42
Bella duduk di ruang tamu rumah kakeknya, dengan wajah serius memandangi kalender di tangannya. Ia telah memutuskan sesuatu yang penting. Pikirannya terus menerawang pada Aina, yang masih terbaring lemah setelah keguguran.
“Kakek,” ujar Bella dengan suara tegas, “Aku ingin resepsi pernikahanku ditunda.”
Kakek yang sedang membaca koran menurunkan kacamatanya. “Ditunda? Kenapa, Bella?”
“Aina sedang berduka. Aku tidak mau membuat pesta besar-besaran saat dia masih dalam kondisi seperti ini,” jawab Bella dengan yakin.

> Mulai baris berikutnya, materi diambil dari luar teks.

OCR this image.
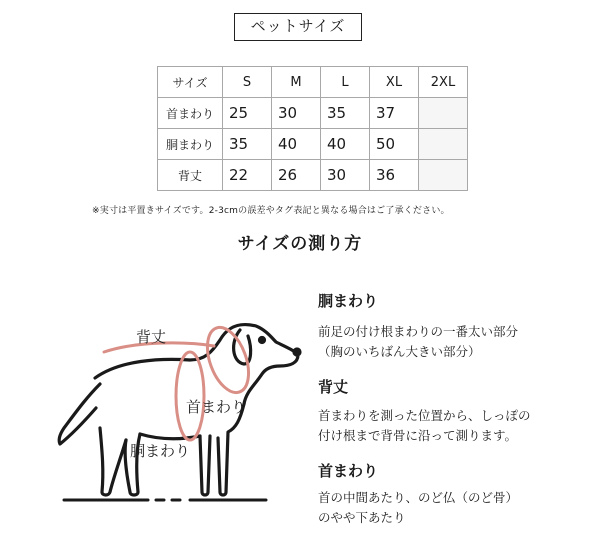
ペットサイズ
サイズ	S	M	L	XL	2XL
首まわり	25	30	35	37	
胴まわり	35	40	40	50	
背丈	22	26	30	36	
※実寸は平置きサイズです。2-3cmの誤差やタグ表記と異なる場合はご了承ください。
サイズの測り方
背丈
首まわり
胴まわり
胴まわり
前足の付け根まわりの一番太い部分
（胸のいちばん大きい部分）
背丈
首まわりを測った位置から、しっぽの
付け根まで背骨に沿って測ります。
首まわり
首の中間あたり、のど仏（のど骨）
のやや下あたり
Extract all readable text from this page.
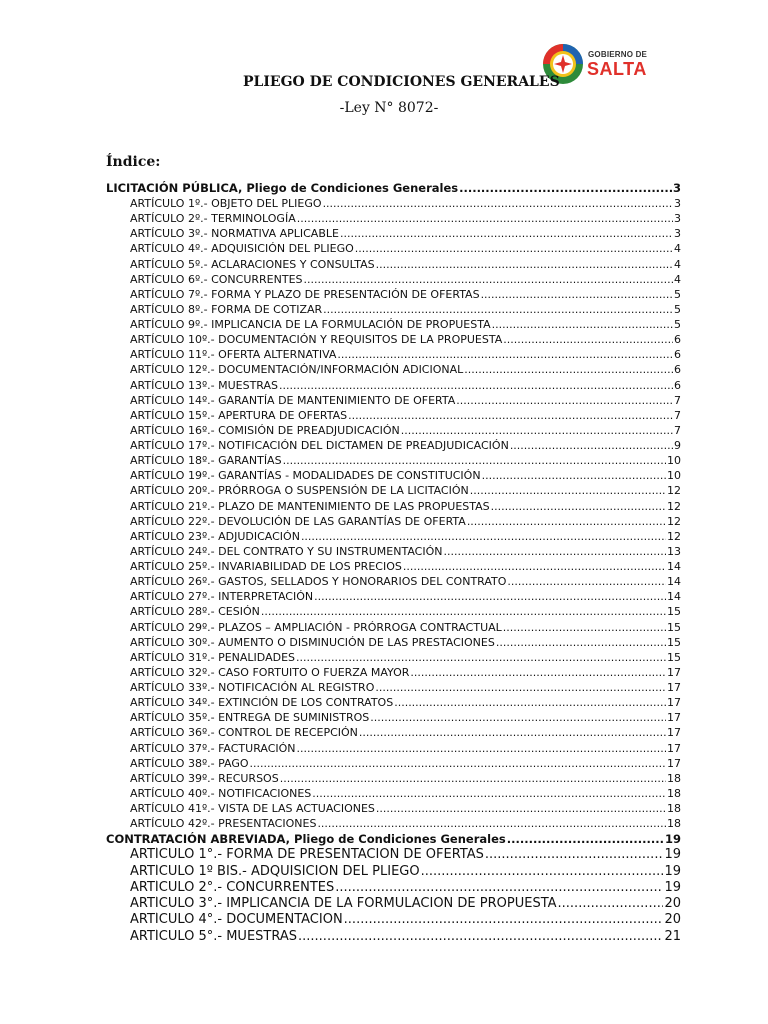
GOBIERNO DE
SALTA
PLIEGO DE CONDICIONES GENERALES
-Ley N° 8072-
Índice:
LICITACIÓN PÚBLICA, Pliego de Condiciones Generales .....	3
ARTÍCULO 1º.- OBJETO DEL PLIEGO .....	3
ARTÍCULO 2º.- TERMINOLOGÍA .....	3
ARTÍCULO 3º.- NORMATIVA APLICABLE .....	3
ARTÍCULO 4º.- ADQUISICIÓN DEL PLIEGO .....	4
ARTÍCULO 5º.- ACLARACIONES Y CONSULTAS .....	4
ARTÍCULO 6º.- CONCURRENTES .....	4
ARTÍCULO 7º.- FORMA Y PLAZO DE PRESENTACIÓN DE OFERTAS .....	5
ARTÍCULO 8º.- FORMA DE COTIZAR .....	5
ARTÍCULO 9º.- IMPLICANCIA DE LA FORMULACIÓN DE PROPUESTA .....	5
ARTÍCULO 10º.- DOCUMENTACIÓN Y REQUISITOS DE LA PROPUESTA .....	6
ARTÍCULO 11º.- OFERTA ALTERNATIVA .....	6
ARTÍCULO 12º.- DOCUMENTACIÓN/INFORMACIÓN ADICIONAL .....	6
ARTÍCULO 13º.- MUESTRAS .....	6
ARTÍCULO 14º.- GARANTÍA DE MANTENIMIENTO DE OFERTA .....	7
ARTÍCULO 15º.- APERTURA DE OFERTAS .....	7
ARTÍCULO 16º.- COMISIÓN DE PREADJUDICACIÓN .....	7
ARTÍCULO 17º.- NOTIFICACIÓN DEL DICTAMEN DE PREADJUDICACIÓN .....	9
ARTÍCULO 18º.- GARANTÍAS .....	10
ARTÍCULO 19º.- GARANTÍAS - MODALIDADES DE CONSTITUCIÓN .....	10
ARTÍCULO 20º.- PRÓRROGA O SUSPENSIÓN DE LA LICITACIÓN .....	12
ARTÍCULO 21º.- PLAZO DE MANTENIMIENTO DE LAS PROPUESTAS .....	12
ARTÍCULO 22º.- DEVOLUCIÓN DE LAS GARANTÍAS DE OFERTA .....	12
ARTÍCULO 23º.- ADJUDICACIÓN .....	12
ARTÍCULO 24º.- DEL CONTRATO Y SU INSTRUMENTACIÓN .....	13
ARTÍCULO 25º.- INVARIABILIDAD DE LOS PRECIOS .....	14
ARTÍCULO 26º.- GASTOS, SELLADOS Y HONORARIOS DEL CONTRATO .....	14
ARTÍCULO 27º.- INTERPRETACIÓN .....	14
ARTÍCULO 28º.- CESIÓN .....	15
ARTÍCULO 29º.- PLAZOS – AMPLIACIÓN - PRÓRROGA CONTRACTUAL .....	15
ARTÍCULO 30º.- AUMENTO O DISMINUCIÓN DE LAS PRESTACIONES .....	15
ARTÍCULO 31º.- PENALIDADES .....	15
ARTÍCULO 32º.- CASO FORTUITO O FUERZA MAYOR .....	17
ARTÍCULO 33º.- NOTIFICACIÓN AL REGISTRO .....	17
ARTÍCULO 34º.- EXTINCIÓN DE LOS CONTRATOS .....	17
ARTÍCULO 35º.- ENTREGA DE SUMINISTROS .....	17
ARTÍCULO 36º.- CONTROL DE RECEPCIÓN .....	17
ARTÍCULO 37º.- FACTURACIÓN .....	17
ARTÍCULO 38º.- PAGO .....	17
ARTÍCULO 39º.- RECURSOS .....	18
ARTÍCULO 40º.- NOTIFICACIONES .....	18
ARTÍCULO 41º.- VISTA DE LAS ACTUACIONES .....	18
ARTÍCULO 42º.- PRESENTACIONES .....	18
CONTRATACIÓN ABREVIADA, Pliego de Condiciones Generales .....	19
ARTÍCULO 1°.- FORMA DE PRESENTACIÓN DE OFERTAS .....	19
ARTÍCULO 1º BIS.- ADQUISICIÓN DEL PLIEGO .....	19
ARTÍCULO 2°.- CONCURRENTES .....	19
ARTÍCULO 3°.- IMPLICANCIA DE LA FORMULACIÓN DE PROPUESTA .....	20
ARTÍCULO 4°.- DOCUMENTACIÓN .....	20
ARTÍCULO 5°.- MUESTRAS .....	21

Kakek menatap cucunya dengan penuh perhatian. Meskipun ia sangat ingin merayakan pernikahan Bella dengan megah, ia tidak bisa mengabaikan alasan yang begitu masuk akal. Setelah beberapa detik berpikir, ia mengangguk. “Baiklah, kalau itu yang kamu mau. Tapi, tetaplah menikah sesuai jadwal. Kita bisa melakukan resepsi kapan saja nanti.”
Bella merasa lega mendengar persetujuan kakeknya. Ia segera memberi tahu Dona tentang keputusannya. “Kita hanya akan menikah di KUA saja, sederhana,” katanya melalui telepon.
“Oke,” jawab Dona di ujung sana. “Asalkan kamu nggak berubah pikiran soal menikah denganku.”
Bella hanya mendengus pelan. “Jangan terlalu percaya diri.”
***
Hari pernikahan tiba, dan seperti yang direncanakan, hanya prosesi sederhana di KUA yang dilakukan. Bella mengenakan kebaya putih sederhana, sedangkan Dona mengenakan setelan jas hitam yang tampak rapi.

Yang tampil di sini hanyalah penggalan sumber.